Parkinson tedavisinde önemli bir alternatif olan beyin pili, tıpkı kalp pili gibi yerleştiriliyor. Beynin içinde tespit edilen sorunlu bölgelere iki tane elektrot yerleştiriyoruz. Göğüste cilt altına kalp pili gibi bir pil yerleştiriliyor ve cilt altından geçirilen uzatma bağlantılarıyla elektrotlar pile bağlanıyor. Daha sonra bilgisayar aracılığıyla hastaya iyi gelecek frekansları ve uyarı parametrelerini ayarlıyoruz.
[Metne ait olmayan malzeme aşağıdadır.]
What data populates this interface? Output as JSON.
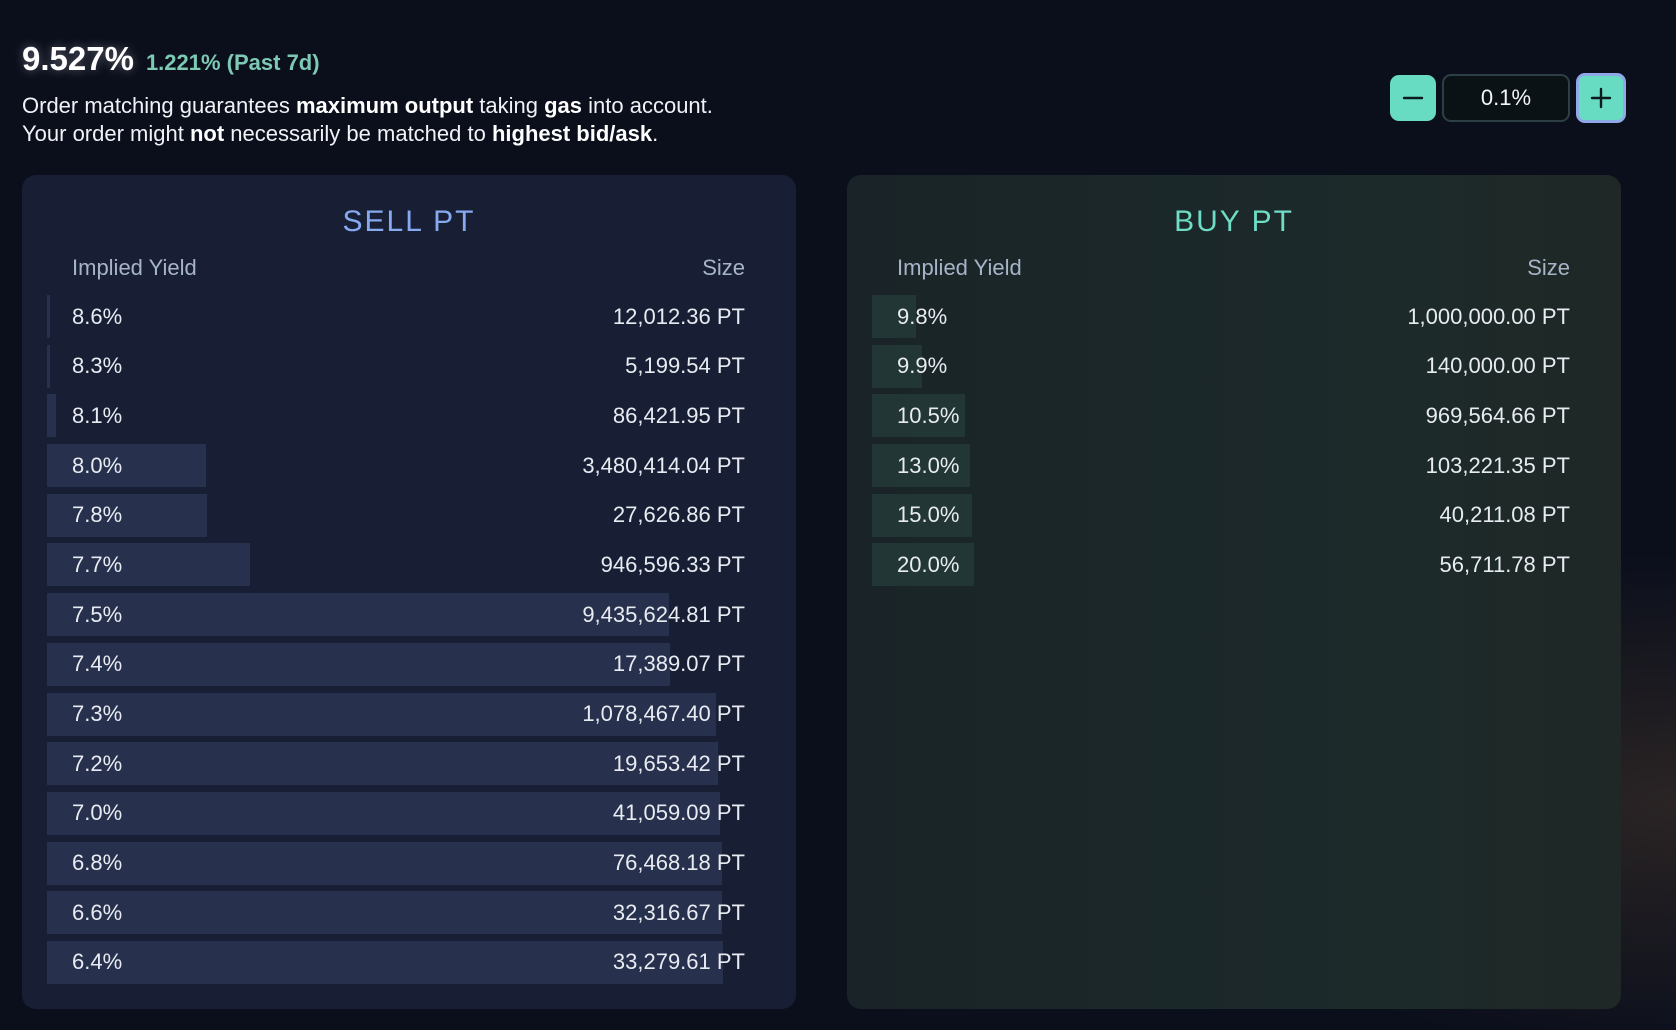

Ameliyatın büyük bir kısmında hasta uyanık oluyor ve bizimle konuşuyor. Ameliyatta hastalar doktorla sohbet ediyor, maç kritikleri yapıyor. Bu yöntemde amacımız; hastalıktan sorumlu hücreleri ve etrafındaki anatomik oluşumların yerini bulmak. Bunun için de ameliyatı, hastayı uyanık tutarak, konuşa konuşa yapıyoruz. Çünkü bu sayede hastanın tepkilerini ölçerek sorunlu bölgeye ulaşmamız daha kolay oluyor.”